Una de las paradojas más interesantes de la fe cristiana es que el lugar más peligroso en la vida espiritual no es cuando tocamos fondo, sino el momento en que uno cree que por fin le está yendo bien.

Verás, cuando estás sumido hasta el cuello en pecados escandalosos, es fácil darte cuenta de que estás fallando. La naturaleza de tus vicios es clara, y aunque te resulte difícil vencerlos, al menos puedes verlos y sabes contra qué estás luchando.

Cuando logras controlar los pecados más escandalosos de la carne y comienzas a progresar en la vida espiritual, es común caer en la trampa de pensar que has triunfado y que el pecado es algo que has dejado en el pasado. Pero eso es precisamente lo que el diablo quiere que pienses, y es de vital importancia que no bajes la guardia, sino que te mantengas aún más alerta. Porque cuando crees que estás progresando es cuando los pecados más sutiles pueden entrar en tu vida y envenenar tu alma.

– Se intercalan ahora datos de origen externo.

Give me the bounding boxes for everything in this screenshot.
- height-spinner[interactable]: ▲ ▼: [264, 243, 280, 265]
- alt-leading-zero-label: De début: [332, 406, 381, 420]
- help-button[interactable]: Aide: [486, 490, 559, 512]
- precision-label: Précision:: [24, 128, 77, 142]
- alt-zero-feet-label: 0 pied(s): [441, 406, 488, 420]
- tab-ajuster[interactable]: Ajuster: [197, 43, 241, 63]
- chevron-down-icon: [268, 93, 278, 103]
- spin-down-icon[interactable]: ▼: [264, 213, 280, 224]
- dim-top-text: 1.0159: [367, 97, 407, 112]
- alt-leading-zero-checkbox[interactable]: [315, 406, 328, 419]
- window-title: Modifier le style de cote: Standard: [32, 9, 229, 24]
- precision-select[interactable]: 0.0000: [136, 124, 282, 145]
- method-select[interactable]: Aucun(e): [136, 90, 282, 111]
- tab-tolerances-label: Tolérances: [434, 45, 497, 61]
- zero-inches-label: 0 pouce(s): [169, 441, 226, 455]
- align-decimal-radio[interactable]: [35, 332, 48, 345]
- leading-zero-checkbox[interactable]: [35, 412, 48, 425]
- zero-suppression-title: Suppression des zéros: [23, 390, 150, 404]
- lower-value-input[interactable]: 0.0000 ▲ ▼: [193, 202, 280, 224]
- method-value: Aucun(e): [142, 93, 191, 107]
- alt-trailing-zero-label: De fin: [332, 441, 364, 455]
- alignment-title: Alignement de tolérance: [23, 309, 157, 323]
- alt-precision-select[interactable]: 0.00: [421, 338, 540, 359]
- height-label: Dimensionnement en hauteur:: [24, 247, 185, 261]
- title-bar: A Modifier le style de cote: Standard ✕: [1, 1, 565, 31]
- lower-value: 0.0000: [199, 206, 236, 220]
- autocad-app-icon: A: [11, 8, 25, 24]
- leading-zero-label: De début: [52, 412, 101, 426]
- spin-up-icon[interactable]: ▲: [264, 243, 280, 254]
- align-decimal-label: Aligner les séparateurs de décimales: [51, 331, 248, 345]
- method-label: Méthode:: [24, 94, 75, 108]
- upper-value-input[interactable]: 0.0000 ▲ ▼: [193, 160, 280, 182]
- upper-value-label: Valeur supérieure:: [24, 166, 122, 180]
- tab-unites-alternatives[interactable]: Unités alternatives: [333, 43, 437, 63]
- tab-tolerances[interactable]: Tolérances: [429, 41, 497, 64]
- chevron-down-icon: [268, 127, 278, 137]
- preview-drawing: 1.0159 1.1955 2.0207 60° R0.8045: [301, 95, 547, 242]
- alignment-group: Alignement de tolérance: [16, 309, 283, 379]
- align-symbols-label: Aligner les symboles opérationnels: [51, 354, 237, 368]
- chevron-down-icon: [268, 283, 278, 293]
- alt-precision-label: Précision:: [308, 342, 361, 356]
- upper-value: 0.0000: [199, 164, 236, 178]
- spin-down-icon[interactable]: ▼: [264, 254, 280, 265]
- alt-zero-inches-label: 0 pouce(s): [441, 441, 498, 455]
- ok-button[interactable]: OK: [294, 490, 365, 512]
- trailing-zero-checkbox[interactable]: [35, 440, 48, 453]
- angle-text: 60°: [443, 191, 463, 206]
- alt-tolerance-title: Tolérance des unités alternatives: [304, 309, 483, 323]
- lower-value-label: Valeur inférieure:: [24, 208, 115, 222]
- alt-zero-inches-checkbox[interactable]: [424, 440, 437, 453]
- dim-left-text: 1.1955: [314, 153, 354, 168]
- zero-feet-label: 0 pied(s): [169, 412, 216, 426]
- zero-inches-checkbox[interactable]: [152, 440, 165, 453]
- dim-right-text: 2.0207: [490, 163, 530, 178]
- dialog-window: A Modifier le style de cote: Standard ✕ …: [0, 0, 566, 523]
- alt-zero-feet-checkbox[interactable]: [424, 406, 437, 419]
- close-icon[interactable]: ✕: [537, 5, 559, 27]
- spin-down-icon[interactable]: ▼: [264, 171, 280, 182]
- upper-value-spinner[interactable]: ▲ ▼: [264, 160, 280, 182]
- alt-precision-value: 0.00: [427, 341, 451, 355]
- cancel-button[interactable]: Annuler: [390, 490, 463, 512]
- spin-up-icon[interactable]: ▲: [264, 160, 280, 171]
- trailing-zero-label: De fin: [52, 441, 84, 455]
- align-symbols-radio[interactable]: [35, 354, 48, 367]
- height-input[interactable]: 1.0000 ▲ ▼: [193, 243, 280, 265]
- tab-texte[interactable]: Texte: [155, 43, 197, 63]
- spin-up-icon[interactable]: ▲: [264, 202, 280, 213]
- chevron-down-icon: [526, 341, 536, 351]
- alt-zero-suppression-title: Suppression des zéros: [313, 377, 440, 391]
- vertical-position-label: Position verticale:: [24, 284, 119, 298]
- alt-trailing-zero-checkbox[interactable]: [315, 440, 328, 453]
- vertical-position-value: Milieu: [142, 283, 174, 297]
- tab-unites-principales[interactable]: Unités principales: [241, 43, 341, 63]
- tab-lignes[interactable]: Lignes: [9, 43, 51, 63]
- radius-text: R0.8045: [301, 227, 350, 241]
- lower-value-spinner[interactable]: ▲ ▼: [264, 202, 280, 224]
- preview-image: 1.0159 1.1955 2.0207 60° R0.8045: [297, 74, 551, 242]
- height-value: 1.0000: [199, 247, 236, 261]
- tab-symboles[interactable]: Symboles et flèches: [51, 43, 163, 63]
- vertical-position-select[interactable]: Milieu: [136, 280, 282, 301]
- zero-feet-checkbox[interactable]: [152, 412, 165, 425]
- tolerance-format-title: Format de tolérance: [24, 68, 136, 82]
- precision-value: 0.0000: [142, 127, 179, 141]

San Juan de la Cruz, en el Libro I de La noche oscura, escribe una clara advertencia para quien ya ha superado las primeras etapas del camino espiritual. Lo que él reconoció es que, una vez que das los primeros —y muy valiosos— pasos hacia la santidad y comienzas a desapegarte del mundo, los siete pecados capitales no desaparecen de repente (como la mayoría de la gente cree inconscientemente), sino que se transforman en formas más sutiles, e incluso más letales, de los mismos vicios.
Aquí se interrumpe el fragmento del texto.